Recently, we’ve encountered some problems with SCOM 2007 R2 monitoring of a BizTalk 2010 environment. The SQL Agent Job “Backup BizTalk Server (BizTalkMgmtDb)” failed, but we didn’t receive any SCOM alert about that. The first reflex was to look at the BizTalk Management Pack.
BizTalk Server Management Pack
The BizTalk Server Management Pack contains a rule, called “CRITICAL ERROR: A SQL Server agent job failed – Backup BizTalk Server”, which is responsible for alerting us in case of troubles. The rule is disabled by default, but we had already enabled the rule with an override.
Why didn’t we receive an alert? We had a closer look at the default rule and discovered that this is the way of identifying the backup job failure:
- It’s a rule that subscribes on the event log [TypeID=”Windows!Microsoft.Windows.EventProvider”]
- It looks for event log entries with ID = 208 [EventDisplayNumber equals 208] in the Application log
- The computer name is set to $Target/Property[Type=”Microsoft.BizTalk.Server.2010.ServerRole”]/ComputerName$
When the error occurred, we indeed discovered event log entries with ID 208 on the SQL server. But this rule is subscribing on the event log of the BizTalk server. Conclusion: the default rule will only work on a single box installation (SQL server and BizTalk server have the same event log).
To solve this issue, we’ve created a custom rule, based on the default one. The custom rule had exactly the same configuration, except for the computer name that we’ve changed to:
Now the rule was subscribing on the event log of the SQL Server (running the ManagementDb), and we received an alert when the backup job failed. This worked fine, until we deployed this rule against a multi-server BizTalk environment, containing a SQL Server cluster. Suddenly we’ve received SCOM errors, complaining that the SCOM Agent couldn’t access the event log of the MgmtDbServer. The cause of this is that the BizTalk Management Pack actually discovers the virtual SQL Server Cluster name. As this is not a physical server name, it’s normal that the SCOM Agent can’t access the event log.
To overcome this issue, we could have created a new custom rule, which uses the discovered MgmtDbServer and performs a query on the [msdb].[dbo].[sysjobhistory] system table. The sysjob tables contain all needed information to detect SQL Agent Job failures. As this is too complex, we decided to have a look at the SQL Server Management Pack.
SQL Server Management Pack
As it is actually a SQL process that fails, the SQL Server Management Pack should be responsible for alerting us. But why didn’t that happen?

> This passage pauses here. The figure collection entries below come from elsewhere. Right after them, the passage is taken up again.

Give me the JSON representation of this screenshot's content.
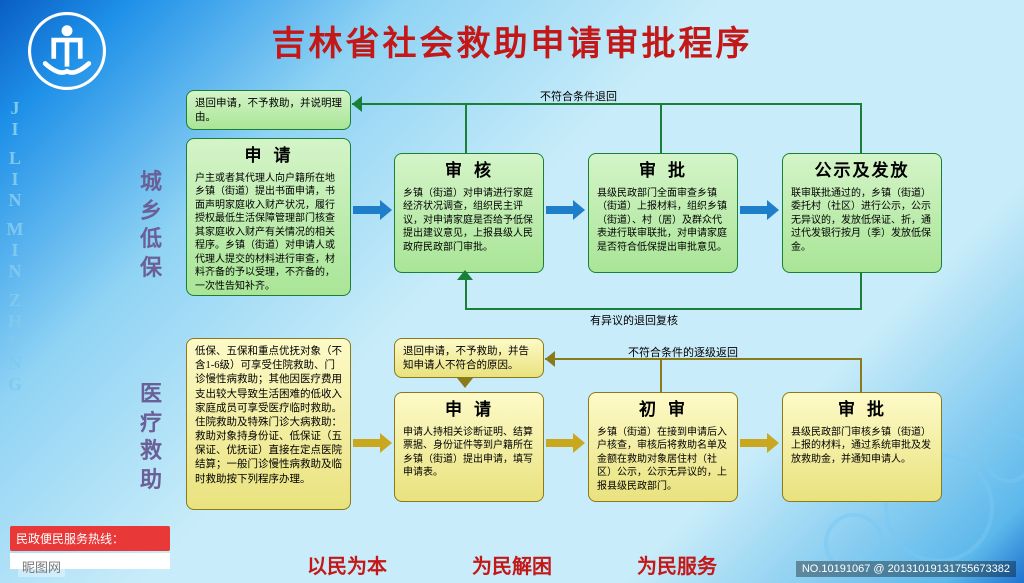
{
  "title": "吉林省社会救助申请审批程序",
  "sidebar_vertical": "JI LIN MIN ZHENG",
  "colors": {
    "green": "#1a8038",
    "yellow": "#8a7a1a",
    "red": "#c41818",
    "blue_arrow": "#1f7ec9"
  },
  "section1": {
    "label": "城乡低保",
    "boxes": [
      {
        "title": "申请",
        "body": "户主或者其代理人向户籍所在地乡镇（街道）提出书面申请，书面声明家庭收入财产状况，履行授权最低生活保障管理部门核查其家庭收入财产有关情况的相关程序。乡镇（街道）对申请人或代理人提交的材料进行审查，材料齐备的予以受理，不齐备的，一次性告知补齐。"
      },
      {
        "title": "审核",
        "body": "乡镇（街道）对申请进行家庭经济状况调查，组织民主评议，对申请家庭是否给予低保提出建议意见，上报县级人民政府民政部门审批。"
      },
      {
        "title": "审批",
        "body": "县级民政部门全面审查乡镇（街道）上报材料，组织乡镇（街道）、村（居）及群众代表进行联审联批，对申请家庭是否符合低保提出审批意见。"
      },
      {
        "title": "公示及发放",
        "body": "联审联批通过的，乡镇（街道）委托村（社区）进行公示，公示无异议的，发放低保证、折，通过代发银行按月（季）发放低保金。"
      }
    ],
    "reject": {
      "body": "退回申请，不予救助，并说明理由。"
    },
    "caption_top": "不符合条件退回",
    "caption_bottom": "有异议的退回复核"
  },
  "section2": {
    "label": "医疗救助",
    "intro": {
      "body": "低保、五保和重点优抚对象（不含1-6级）可享受住院救助、门诊慢性病救助；其他因医疗费用支出较大导致生活困难的低收入家庭成员可享受医疗临时救助。住院救助及特殊门诊大病救助：救助对象持身份证、低保证（五保证、优抚证）直接在定点医院结算；一般门诊慢性病救助及临时救助按下列程序办理。"
    },
    "boxes": [
      {
        "title": "申请",
        "body": "申请人持相关诊断证明、结算票据、身份证件等到户籍所在乡镇（街道）提出申请，填写申请表。"
      },
      {
        "title": "初审",
        "body": "乡镇（街道）在接到申请后入户核查，审核后将救助名单及金额在救助对象居住村（社区）公示，公示无异议的，上报县级民政部门。"
      },
      {
        "title": "审批",
        "body": "县级民政部门审核乡镇（街道）上报的材料，通过系统审批及发放救助金，并通知申请人。"
      }
    ],
    "reject": {
      "body": "退回申请，不予救助，并告知申请人不符合的原因。"
    },
    "caption_top": "不符合条件的逐级返回"
  },
  "hotline": "民政便民服务热线：",
  "footer": [
    "以民为本",
    "为民解困",
    "为民服务"
  ],
  "watermark_left": "昵图网",
  "watermark_right": "NO.10191067 @ 20131019131755673382"
}
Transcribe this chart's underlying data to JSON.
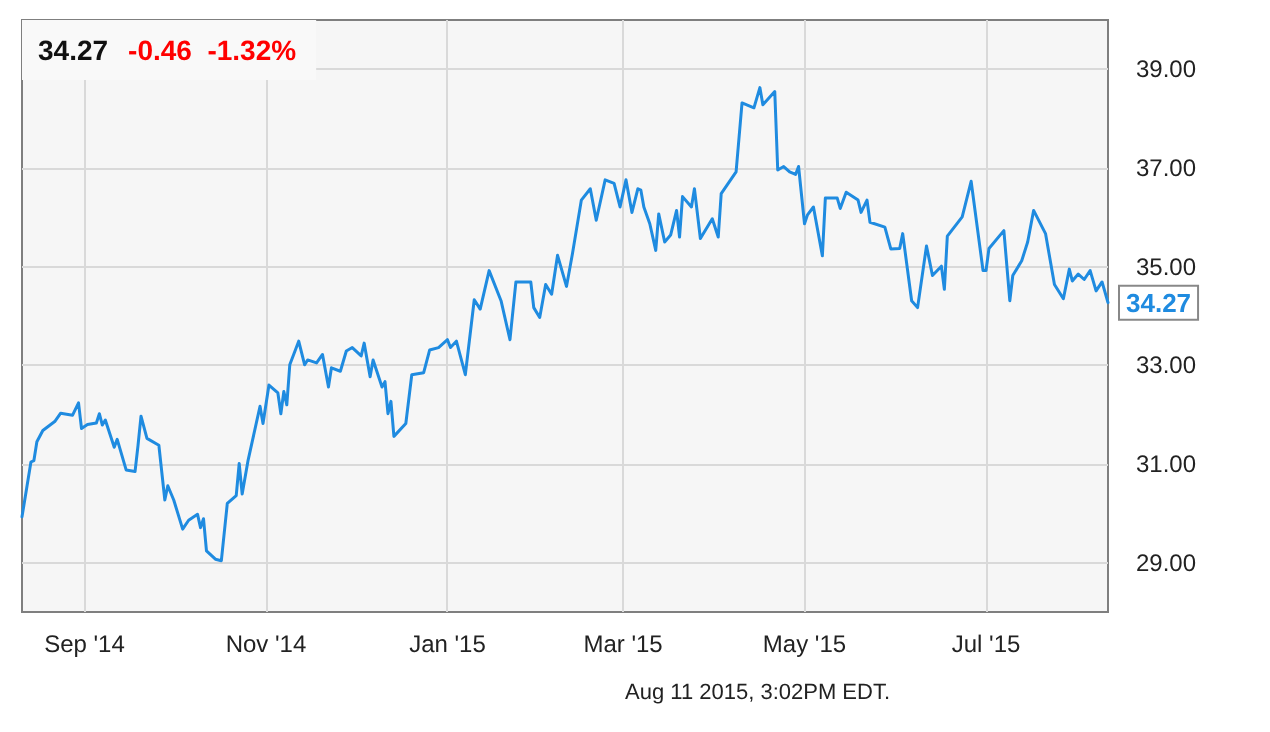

There are actually two reasons for this:
- The discovery of SQL Agent Jobs is disabled by default.
- The alerting for SQL Agent Job Failures is disabled by default.
We enabled the discovery and alerting, tested the solution and everything went smooth.
SQL Agent Jobs should be monitored by the SQL Server Management Pack. This Management Pack should always be installed in a BizTalk environment, as SQL Server is the core of BizTalk. Please, keep in mind that the alerting of SQL Agent Jobs is disabled by default.
It’s actually a strange approach of Microsoft to try to include the monitoring of the SQL Agent Jobs in the BizTalk Server Management Pack. Certainly because the default implementation only works for a single box installation. On MSDN you can find a vague description on this subject.